Celebrating the career of the legendary writer, Alastair Borthwick

The legendary writer, Alastair Borthwick started his writing career at the age of 16 when he joined the Evening Times. Here he was exposed to the writing industry and thing or two though he never wrote anything mainstream. After some time at the Evening Times, Alastair moved to the Glasgow Weekly Herald. Thanks to the understaffing at Glasgow Weekly Herald, he got a chance to write for the publication. Here, he wrote and edited pages on women, children and film affairs. Alastair was also tasked with answering the readers’ questions, developing crosswords, and writing letters to the editor. As he polished his writing talent, he also got a chance to write several front-page leads.

Celebrated literary works

In 1939, Alastair Borthwick released his first book, Always A Little Further. His experiences as a rock climber inspired this literary masterpiece. He developed rock climbing interest when he was still working at the Glasgow Weekly Harold. He wrote several articles on his experiences on the outdoor activity on the publication which was received well by outdoor enthusiasts of the time. This fame saw some of his articles get published on Faber and Faber. Always A Little Further was a fan favorite and it was loved for its tense action sequences, vivid descriptions, laconic humor, and stock of memorable characters.

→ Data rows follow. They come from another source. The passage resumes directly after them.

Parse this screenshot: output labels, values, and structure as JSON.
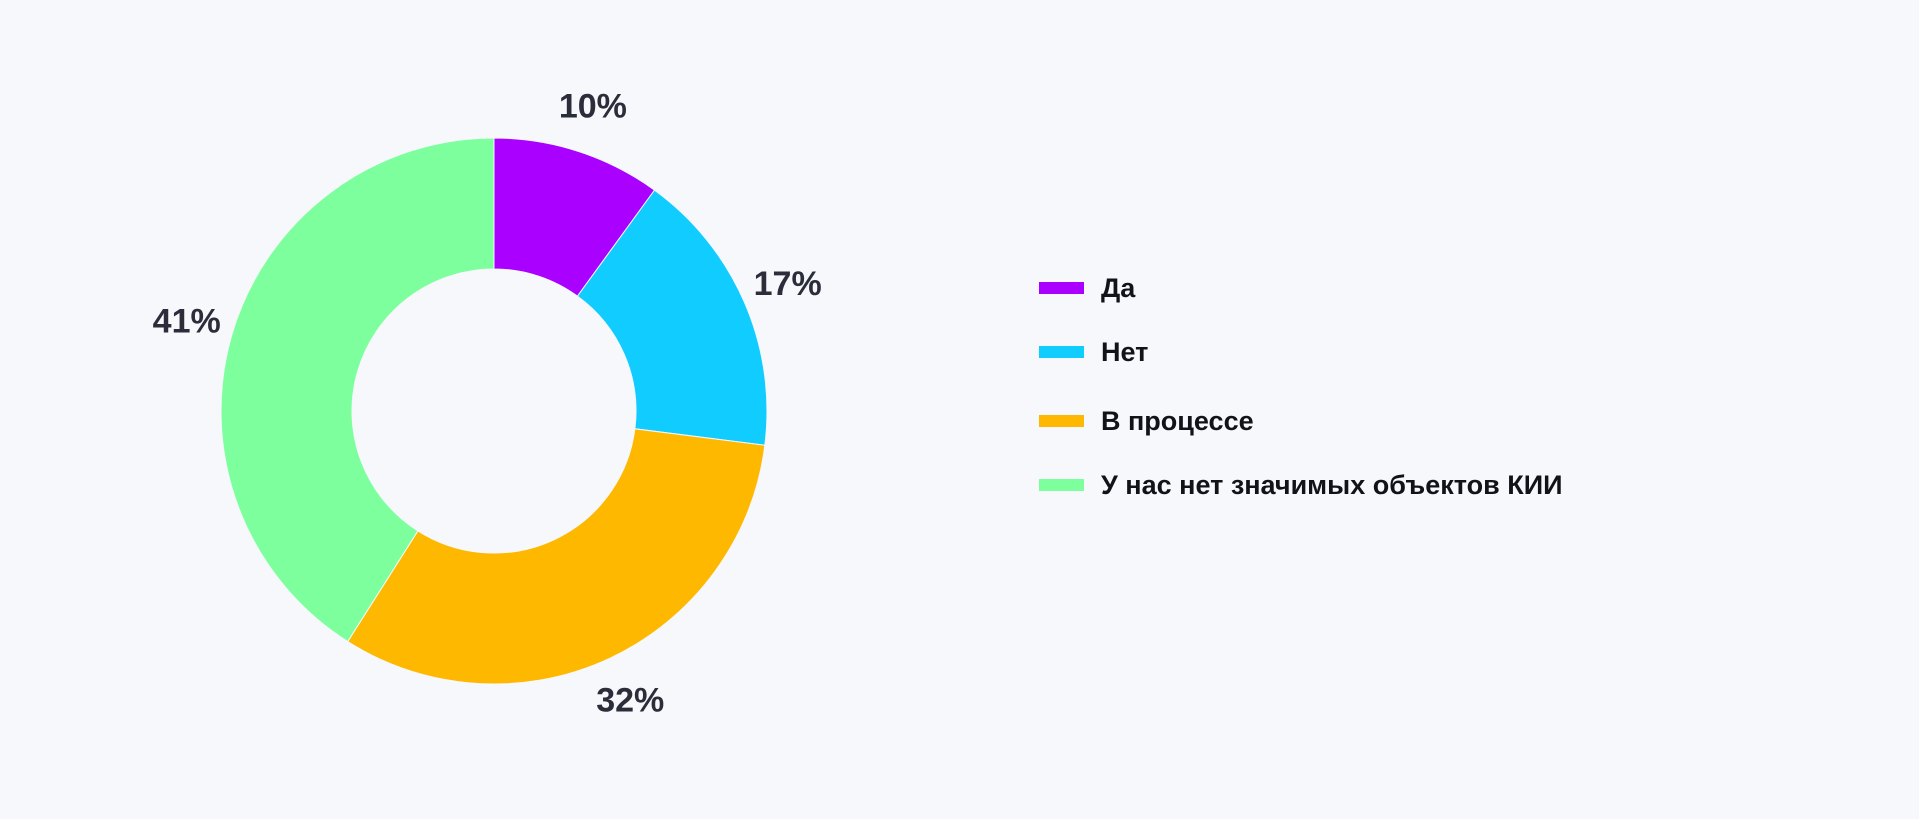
{
  "chart_data": {
    "type": "pie",
    "variant": "donut",
    "categories": [
      "Да",
      "Нет",
      "В процессе",
      "У нас нет значимых объектов КИИ"
    ],
    "values": [
      10,
      17,
      32,
      41
    ],
    "value_labels": [
      "10%",
      "17%",
      "32%",
      "41%"
    ],
    "unit": "%",
    "colors": [
      "#aa00ff",
      "#11ccff",
      "#ffb800",
      "#7dff9e"
    ],
    "start_angle": "12 o'clock",
    "direction": "clockwise",
    "legend_position": "right"
  },
  "legend": {
    "items": [
      {
        "label": "Да",
        "color": "#aa00ff"
      },
      {
        "label": "Нет",
        "color": "#11ccff"
      },
      {
        "label": "В процессе",
        "color": "#ffb800"
      },
      {
        "label": "У нас нет значимых объектов КИИ",
        "color": "#7dff9e"
      }
    ]
  },
  "colors": {
    "background": "#f6f8fb",
    "label_text": "#2b2d3a",
    "legend_text": "#111318"
  }
}
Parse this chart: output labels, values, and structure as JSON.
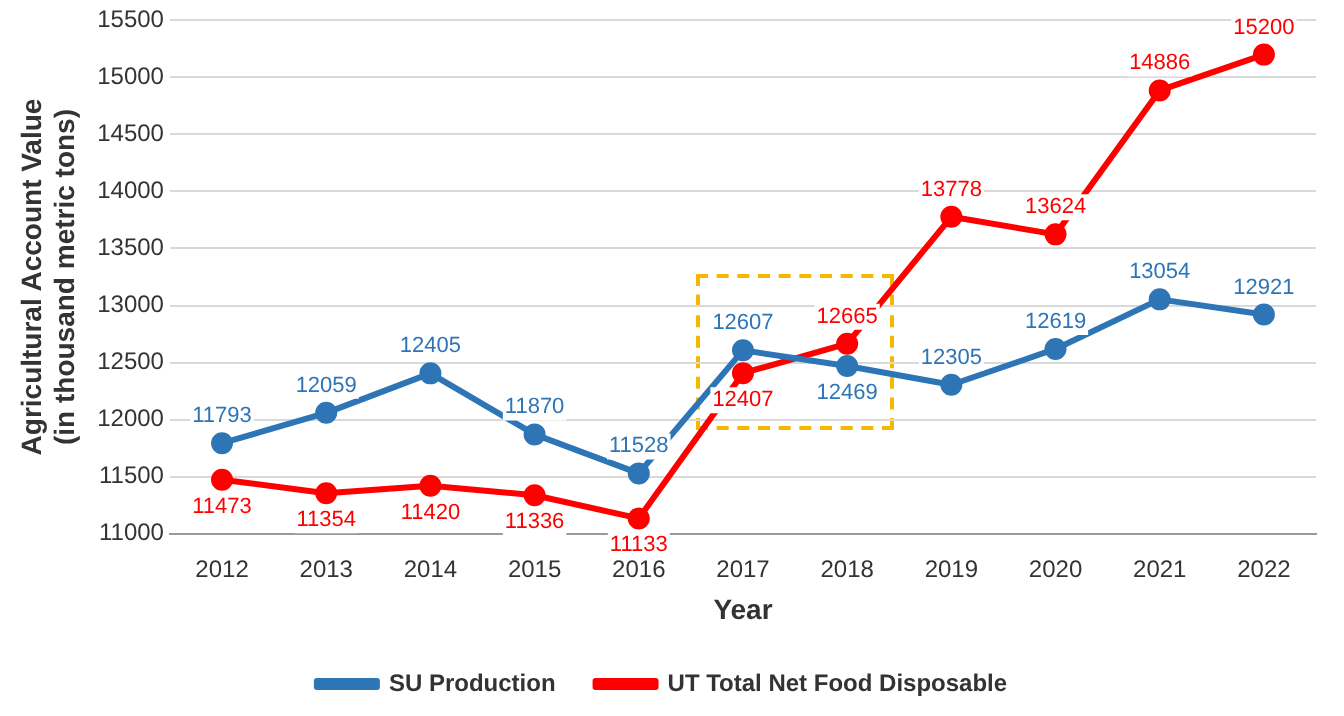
{
  "chart_data": {
    "type": "line",
    "xlabel": "Year",
    "ylabel": "Agricultural Account Value\n(in thousand metric tons)",
    "categories": [
      "2012",
      "2013",
      "2014",
      "2015",
      "2016",
      "2017",
      "2018",
      "2019",
      "2020",
      "2021",
      "2022"
    ],
    "series": [
      {
        "name": "SU Production",
        "color": "#2e75b6",
        "values": [
          11793,
          12059,
          12405,
          11870,
          11528,
          12607,
          12469,
          12305,
          12619,
          13054,
          12921
        ]
      },
      {
        "name": "UT Total Net Food Disposable",
        "color": "#ff0000",
        "values": [
          11473,
          11354,
          11420,
          11336,
          11133,
          12407,
          12665,
          13778,
          13624,
          14886,
          15200
        ]
      }
    ],
    "ylim": [
      11000,
      15500
    ],
    "yticks": [
      11000,
      11500,
      12000,
      12500,
      13000,
      13500,
      14000,
      14500,
      15000,
      15500
    ],
    "grid": "y",
    "legend": "bottom",
    "marker": "circle",
    "line_style": "solid",
    "data_labels": true
  }
}
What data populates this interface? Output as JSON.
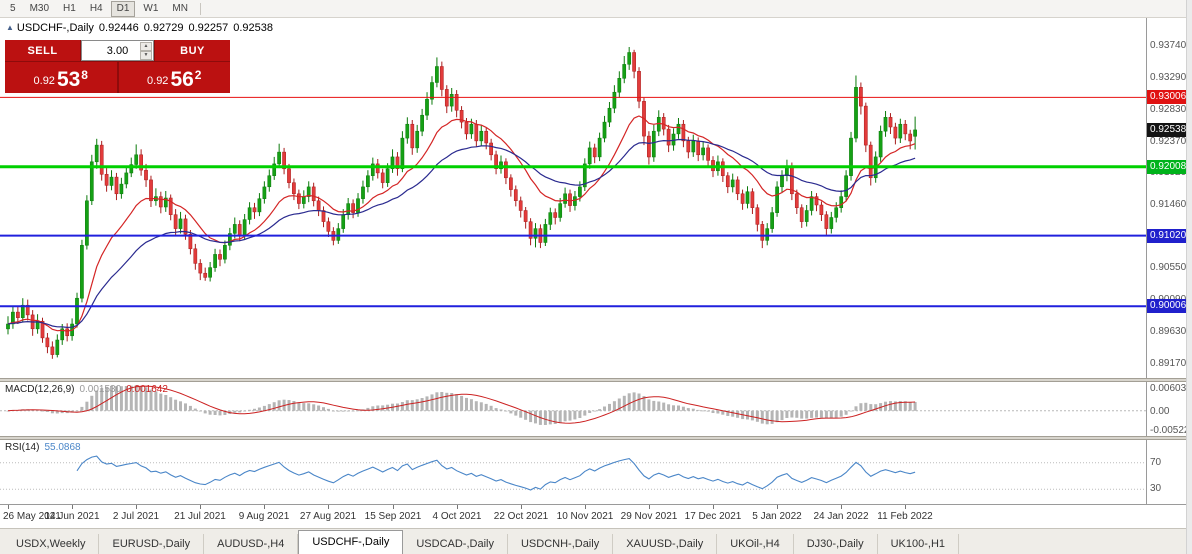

After the second world war, Alastair Borthwick released Sans Puer in 1946. This book was a fictional recount of his experiences as a Scottish soldier in the war. This masterpiece was his demonstration of top-notch mastery of the art of storytelling. This book was reissued in the 1980s and 1990s for the new generation, and it was still a hit. The outdoor community exploded with love for his masterful writing skills.

 

Family

Alastair Borthwick married the love of his life, Anne in 1940. After the second world war, he and Anne saw it wise not to live in the city. In 1945 on Christmas day they moved to the coast of Jura and settled in a small cottage. The lived in this beautiful place for seven years and had a son, Patrick. Alastair passed away at the age of 90 on 25th September 2003.